After the priest relayed the visitor’s question, the Oracle went into a trance and began speaking in a heavenly language, which a group of priests translated. Then the priest returned to Socrates to deliver the Oracle’s answer.
But while the priest was gone, Socrates happened to look up and saw an inscription above the temple gates that read, “Gnothi Seauton”, translated as ‘Know thyself.’
Upon the priest’s return, he gave Socrates the Oracle’s answer, “Oracle says that you’re the wisest cat out there, so you got that going for you.” This left Socrates astounded because he knew how his ignorance kept him into asking questions.
He then realized, maybe what made him wise were his ability not to assume anything and his willingness to ask questions in order to learn.
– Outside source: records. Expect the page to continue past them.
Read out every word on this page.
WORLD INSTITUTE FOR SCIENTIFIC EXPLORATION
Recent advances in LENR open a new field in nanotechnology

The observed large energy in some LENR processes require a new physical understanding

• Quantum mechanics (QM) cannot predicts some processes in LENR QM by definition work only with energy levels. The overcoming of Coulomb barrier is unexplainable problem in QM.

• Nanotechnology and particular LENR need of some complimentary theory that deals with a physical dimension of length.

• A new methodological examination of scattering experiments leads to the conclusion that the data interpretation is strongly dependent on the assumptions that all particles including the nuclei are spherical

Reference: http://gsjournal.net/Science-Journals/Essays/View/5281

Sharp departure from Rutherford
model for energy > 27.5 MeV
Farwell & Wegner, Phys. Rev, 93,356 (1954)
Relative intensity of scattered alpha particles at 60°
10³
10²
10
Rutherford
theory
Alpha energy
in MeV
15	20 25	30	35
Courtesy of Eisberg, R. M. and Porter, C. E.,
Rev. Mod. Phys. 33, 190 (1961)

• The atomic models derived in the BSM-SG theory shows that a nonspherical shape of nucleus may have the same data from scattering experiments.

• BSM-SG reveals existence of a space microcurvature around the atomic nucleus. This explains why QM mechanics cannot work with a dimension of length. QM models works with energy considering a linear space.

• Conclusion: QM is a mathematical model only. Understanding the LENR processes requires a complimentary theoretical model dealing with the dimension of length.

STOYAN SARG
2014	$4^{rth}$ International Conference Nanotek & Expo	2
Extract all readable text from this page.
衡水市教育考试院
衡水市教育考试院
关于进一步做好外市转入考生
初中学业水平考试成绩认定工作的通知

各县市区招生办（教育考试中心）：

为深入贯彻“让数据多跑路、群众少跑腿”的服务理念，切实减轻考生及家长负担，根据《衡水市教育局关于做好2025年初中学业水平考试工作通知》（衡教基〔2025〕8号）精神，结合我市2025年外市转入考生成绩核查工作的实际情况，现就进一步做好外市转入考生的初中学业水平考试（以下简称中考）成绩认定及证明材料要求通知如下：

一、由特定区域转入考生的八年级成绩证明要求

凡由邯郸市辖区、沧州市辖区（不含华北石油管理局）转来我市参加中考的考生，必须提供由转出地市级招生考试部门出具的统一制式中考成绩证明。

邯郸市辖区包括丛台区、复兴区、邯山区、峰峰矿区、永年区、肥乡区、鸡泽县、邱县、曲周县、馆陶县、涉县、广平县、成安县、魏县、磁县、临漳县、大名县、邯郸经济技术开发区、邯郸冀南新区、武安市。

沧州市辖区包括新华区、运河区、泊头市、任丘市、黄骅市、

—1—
And from here, Socrates gave more emphasis on the examination of ones’ self. One of his famous quotes even says, “An unexamined life is not worth living.”
What Does KNOW THYSELF Really Mean:
So, what does ‘know thyself’ holds for us? This might mean operating from the center of who we are, without assuming things or pretending to know things we knew nothing about.
Discovering the mystery that engulfs our beingness is a worthwhile and the most important undertaking we would ever venture into.
Whatever our beliefs, dogmas, background, and inclinations are, they all reflect by how well we know ourselves and how well we’re able to express the enormous beauty behind our souls.
Socrates says knowing thyself is an act of self love. True love of self is being able to share that love with others without expecting anything.